White spots on monarch butterflies’ wings help them reach their wintering destination nearly 3,000 miles away in south and central Mexico, according to a study by the University of Georgia. Researchers believe the white spots may change airflow patterns around the wings, enhancing the butterflies’ flight efficiency during their migration. The spots may also help the butterflies capitalize on solar energy during their journey.
University of Georgia researchers have discovered that monarch butterflies with more white spots on their wings are more successful in reaching their wintering destination. The spots may alter airflow patterns around the wings and are believed to be linked to improved flight efficiency during long migrations.
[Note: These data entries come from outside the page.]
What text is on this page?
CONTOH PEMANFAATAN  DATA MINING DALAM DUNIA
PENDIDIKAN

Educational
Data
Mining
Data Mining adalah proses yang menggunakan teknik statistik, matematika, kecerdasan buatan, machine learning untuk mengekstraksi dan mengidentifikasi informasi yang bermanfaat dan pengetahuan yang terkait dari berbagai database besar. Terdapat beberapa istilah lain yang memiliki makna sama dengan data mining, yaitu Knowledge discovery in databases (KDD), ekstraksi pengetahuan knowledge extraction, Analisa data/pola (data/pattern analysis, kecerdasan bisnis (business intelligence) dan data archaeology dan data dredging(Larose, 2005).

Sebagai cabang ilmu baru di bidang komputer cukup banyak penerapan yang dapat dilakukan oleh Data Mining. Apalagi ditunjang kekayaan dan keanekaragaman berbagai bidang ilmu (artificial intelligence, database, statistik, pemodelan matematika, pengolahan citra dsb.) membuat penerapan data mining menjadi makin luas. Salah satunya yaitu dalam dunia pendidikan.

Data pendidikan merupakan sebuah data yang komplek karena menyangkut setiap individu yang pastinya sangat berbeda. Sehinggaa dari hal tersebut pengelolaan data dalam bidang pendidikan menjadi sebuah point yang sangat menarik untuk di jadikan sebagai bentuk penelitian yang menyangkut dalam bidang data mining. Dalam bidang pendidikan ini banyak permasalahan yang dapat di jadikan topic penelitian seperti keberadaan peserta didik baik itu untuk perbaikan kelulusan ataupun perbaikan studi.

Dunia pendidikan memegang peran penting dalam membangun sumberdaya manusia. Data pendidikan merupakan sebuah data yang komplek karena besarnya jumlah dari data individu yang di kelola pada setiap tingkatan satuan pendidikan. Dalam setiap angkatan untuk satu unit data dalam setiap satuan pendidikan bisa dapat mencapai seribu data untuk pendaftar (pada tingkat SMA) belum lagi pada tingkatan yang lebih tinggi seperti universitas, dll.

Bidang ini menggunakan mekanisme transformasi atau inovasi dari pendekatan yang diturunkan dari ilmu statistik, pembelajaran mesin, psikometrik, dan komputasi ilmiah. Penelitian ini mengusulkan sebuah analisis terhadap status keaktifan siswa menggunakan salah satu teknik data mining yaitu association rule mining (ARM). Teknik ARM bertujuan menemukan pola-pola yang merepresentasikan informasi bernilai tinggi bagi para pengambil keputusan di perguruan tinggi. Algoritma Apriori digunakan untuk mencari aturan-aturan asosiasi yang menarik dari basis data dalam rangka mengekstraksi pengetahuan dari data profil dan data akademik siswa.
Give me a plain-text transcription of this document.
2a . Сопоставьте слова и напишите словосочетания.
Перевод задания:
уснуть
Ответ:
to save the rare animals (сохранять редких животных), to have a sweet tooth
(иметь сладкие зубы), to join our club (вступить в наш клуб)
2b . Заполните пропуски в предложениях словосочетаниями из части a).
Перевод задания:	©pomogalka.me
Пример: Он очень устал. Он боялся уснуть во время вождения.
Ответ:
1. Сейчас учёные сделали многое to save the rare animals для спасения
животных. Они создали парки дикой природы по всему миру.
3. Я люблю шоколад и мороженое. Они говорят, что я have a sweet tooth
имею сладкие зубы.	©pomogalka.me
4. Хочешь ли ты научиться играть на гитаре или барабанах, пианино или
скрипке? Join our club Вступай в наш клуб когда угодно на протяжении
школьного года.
Lead author Andy Davis, an assistant researcher in UGA’s Odum School of Ecology, said, “We undertook this project to learn how such a small animal can make such a successful long-distance flight.” Davis expressed surprise, explaining, “We actually went into this thinking that monarchs with more dark wings would be more successful at migrating because dark surfaces can improve flight efficiency. But we found the opposite.”
The study involved analyzing almost 400 wild monarch wings collected at various stages of their migration, and the measurements showed that successful migrants had about 3% less black and 3% more white on their wings. Davis emphasized, “It’s the white spots that seem to be the difference maker.”
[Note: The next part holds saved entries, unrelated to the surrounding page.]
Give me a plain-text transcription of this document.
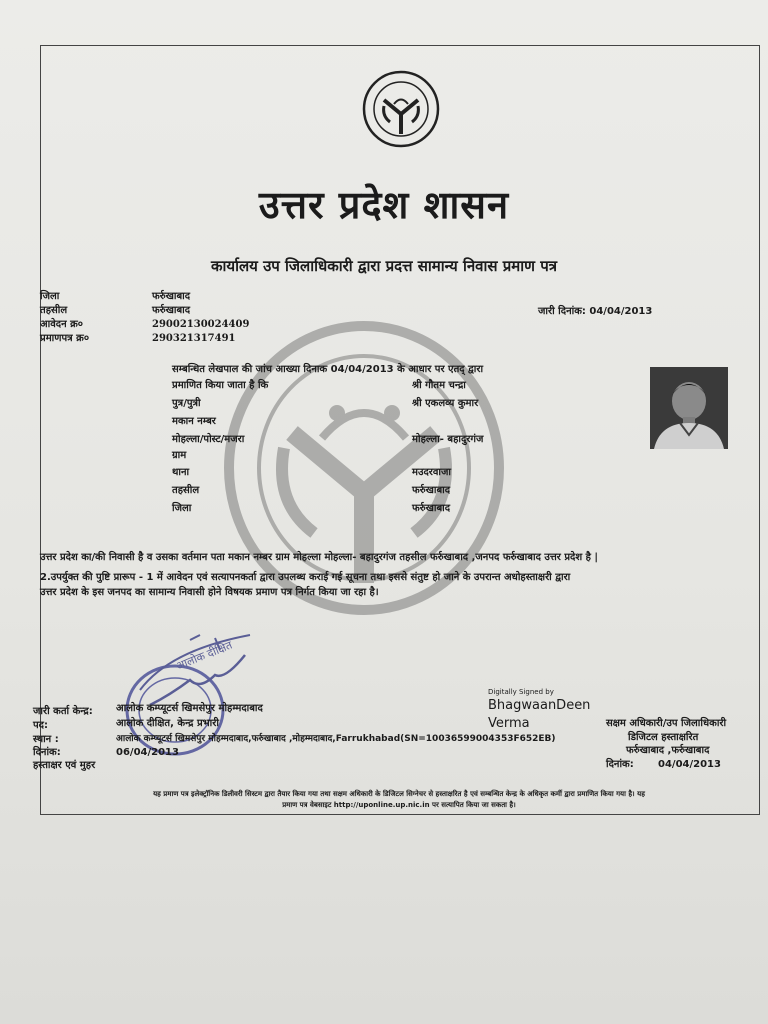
उत्तर प्रदेश शासन
कार्यालय उप जिलाधिकारी द्वारा प्रदत्त सामान्य निवास प्रमाण पत्र
जिला	फर्रुखाबाद
तहसील	फर्रुखाबाद
आवेदन क्र०	29002130024409
प्रमाणपत्र क्र०	290321317491
जारी दिनांक: 04/04/2013
सम्बन्धित लेखपाल की जांच आख्या दिनाक 04/04/2013 के आधार पर एतद् द्वारा
प्रमाणित किया जाता है कि	श्री गौतम चन्द्रा
पुत्र/पुत्री	श्री एकलव्य कुमार
मकान नम्बर
मोहल्ला/पोस्ट/मजरा	मोहल्ला- बहादुरगंज
ग्राम
थाना	मउदरवाजा
तहसील	फर्रुखाबाद
जिला	फर्रुखाबाद
उत्तर प्रदेश का/की निवासी है व उसका वर्तमान पता मकान नम्बर ग्राम मोहल्ला मोहल्ला- बहादुरगंज तहसील फर्रुखाबाद ,जनपद फर्रुखाबाद उत्तर प्रदेश है |
2.उपर्युक्त की पुष्टि प्रारूप - 1 में आवेदन एवं सत्यापनकर्ता द्वारा उपलब्ध कराई गई सूचना तथा इससे संतुष्ट हो जाने के उपरान्त अधोहस्ताक्षरी द्वारा
उत्तर प्रदेश के इस जनपद का सामान्य निवासी होने विषयक प्रमाण पत्र निर्गत किया जा रहा है।
आलोक दीक्षित
जारी कर्ता केन्द्र: आलोक कम्प्यूटर्स खिमसेपुर मोहम्मदाबाद
पद:	आलोक दीक्षित, केन्द्र प्रभारी
स्थान :	आलोक कम्प्यूटर्स खिमसेपुर मोहम्मदाबाद,फर्रुखाबाद ,मोहम्मदाबाद,Farrukhabad(SN=10036599004353F652EB)
दिनांक:	06/04/2013
हस्ताक्षर एवं मुहर
Digitally Signed by
BhagwaanDeen
Verma	सक्षम अधिकारी/उप जिलाधिकारी
डिजिटल हस्ताक्षरित
फर्रुखाबाद ,फर्रुखाबाद
दिनांक: 04/04/2013
यह प्रमाण पत्र इलेक्ट्रॉनिक डिलीवरी सिस्टम द्वारा तैयार किया गया तथा सक्षम अधिकारी के डिजिटल सिग्नेचर से हस्ताक्षरित है एवं सम्बन्धित केन्द्र के अधिकृत कर्मी द्वारा प्रमाणित किया गया है। यह
प्रमाण पत्र वेबसाइट http://uponline.up.nic.in पर सत्यापित किया जा सकता है।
Additionally, an analysis of museum specimens including monarchs and six other butterfly species revealed that monarchs had notably larger white spots compared to non-migratory species. The southern monarch, a semi-migratory relative, was the closest in having a similar proportion of white spots.
The researchers postulate that the butterflies’ coloration is related to the amount of solar radiation they receive during migration. Davis elaborated, “The amount of solar energy monarchs are receiving along their journey is extreme, especially since they fly with their wings spread open most of the time. After making this migration for thousands of years, they figured out a way to capitalize on that solar energy to improve their aerial efficiency.”
However, with global temperatures on the rise, altering solar radiation levels, monarchs may need to adapt. Mostafa Hassanalian, co-author of the study and an associate professor at the New Mexico Institute of Mining and Technology, raised concerns that increased solar intensity might reduce aerial efficiency, adding to the challenges monarchs face during migration.
On a positive note, Davis’s earlier research showed that monarchs’ summer populations have remained fairly stable over the past 25 years. “The breeding population of monarchs seems fairly stable, so the biggest hurdles that the monarch population faces are in reaching their winter destination,” Davis added. “This study allows us to further understand how monarchs are successful in reaching their destination.”
The study, published in PLOS ONE, was co-authored by Christina Vu from UGA’s Odum School of Ecology, Paola A. Barriga from UGA’s Department of Plant Biology, and Brenden Herkenhoff from New Mexico Tech.